In the late seventies, we lived in Macraes Flat, just off the Pigroot. The stretch of State Highway 85 between Palmerston and Ranfurly. Dad was sole charge teacher at the local school, and Mum took charge of the grounds, school admin and the school bus. A time when my father’s hair was longer than my mother’s, and not only just. The farming community were confused.
Central Otago resonates with me. A fantastic part of the country so aptly expressed by the paintings of Sydney, the poems of Turner and the writings of Marshall. Big sky country this is, and as Turner says, “…a remarkable and affecting landscape.”
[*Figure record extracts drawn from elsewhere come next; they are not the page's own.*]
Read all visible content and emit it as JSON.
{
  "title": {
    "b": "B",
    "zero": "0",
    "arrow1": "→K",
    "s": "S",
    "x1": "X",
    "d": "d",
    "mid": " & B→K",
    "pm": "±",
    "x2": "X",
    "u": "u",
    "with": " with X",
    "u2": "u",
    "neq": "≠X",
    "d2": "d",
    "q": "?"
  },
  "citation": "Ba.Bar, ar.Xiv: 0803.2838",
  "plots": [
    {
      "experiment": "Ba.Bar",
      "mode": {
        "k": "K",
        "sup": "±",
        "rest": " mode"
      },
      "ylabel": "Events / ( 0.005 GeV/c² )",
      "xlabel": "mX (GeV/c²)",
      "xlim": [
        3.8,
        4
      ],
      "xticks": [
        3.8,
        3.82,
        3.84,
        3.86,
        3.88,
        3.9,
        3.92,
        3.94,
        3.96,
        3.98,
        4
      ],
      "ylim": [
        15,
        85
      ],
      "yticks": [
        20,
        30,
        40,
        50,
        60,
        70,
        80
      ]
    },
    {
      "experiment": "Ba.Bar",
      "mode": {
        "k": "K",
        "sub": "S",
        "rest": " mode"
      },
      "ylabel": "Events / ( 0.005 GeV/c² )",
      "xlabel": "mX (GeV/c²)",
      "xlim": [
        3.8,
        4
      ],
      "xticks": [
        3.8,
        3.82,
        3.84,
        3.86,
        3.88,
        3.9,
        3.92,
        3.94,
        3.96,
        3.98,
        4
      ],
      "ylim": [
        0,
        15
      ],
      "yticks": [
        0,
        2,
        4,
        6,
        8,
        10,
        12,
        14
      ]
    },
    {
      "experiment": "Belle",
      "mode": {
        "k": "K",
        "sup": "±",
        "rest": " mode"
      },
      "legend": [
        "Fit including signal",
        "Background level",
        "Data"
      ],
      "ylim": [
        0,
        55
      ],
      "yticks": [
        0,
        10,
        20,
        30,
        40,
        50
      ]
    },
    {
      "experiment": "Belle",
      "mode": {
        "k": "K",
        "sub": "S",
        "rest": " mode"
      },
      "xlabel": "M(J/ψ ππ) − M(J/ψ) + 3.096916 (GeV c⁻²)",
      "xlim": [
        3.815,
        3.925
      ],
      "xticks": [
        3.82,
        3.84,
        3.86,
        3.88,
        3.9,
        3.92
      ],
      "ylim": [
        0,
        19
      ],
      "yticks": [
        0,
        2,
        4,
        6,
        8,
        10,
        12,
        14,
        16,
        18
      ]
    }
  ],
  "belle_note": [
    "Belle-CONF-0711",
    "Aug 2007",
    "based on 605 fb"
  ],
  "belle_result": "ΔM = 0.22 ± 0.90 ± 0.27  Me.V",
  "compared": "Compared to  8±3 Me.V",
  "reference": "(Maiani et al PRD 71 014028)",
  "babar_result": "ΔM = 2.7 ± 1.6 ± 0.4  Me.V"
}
It is affecting, and autumn heightens my relationship with this land. Land that I also view through the lens of a landscape architect. The philosophy of our three studios across the country is that we respond to and design for the locale. If we are not, we are not doing ourselves justice, nor the landscape.
Red tussock grows here, so does Viper’s-bugloss. We use the former, not so much the later. Dry-stacked schist walls express the underlying geology and the cultural overlay of the Central Otago landscape. As do the brilliant autumngold hues of exotic trees.
Aghast at the barrenness of their new home, oaks, sycamores, elms and ashes were introduced by the early gold miners and settlers to Arrowtown.
Once this tawny landscape of rocky tors and tussocks grabs you – in places overlaid with a filigree of autumn exotic colour and anchored by the linearity of the ubiquitous hawthorn – it is hard to shake. In autumn, it is even more special.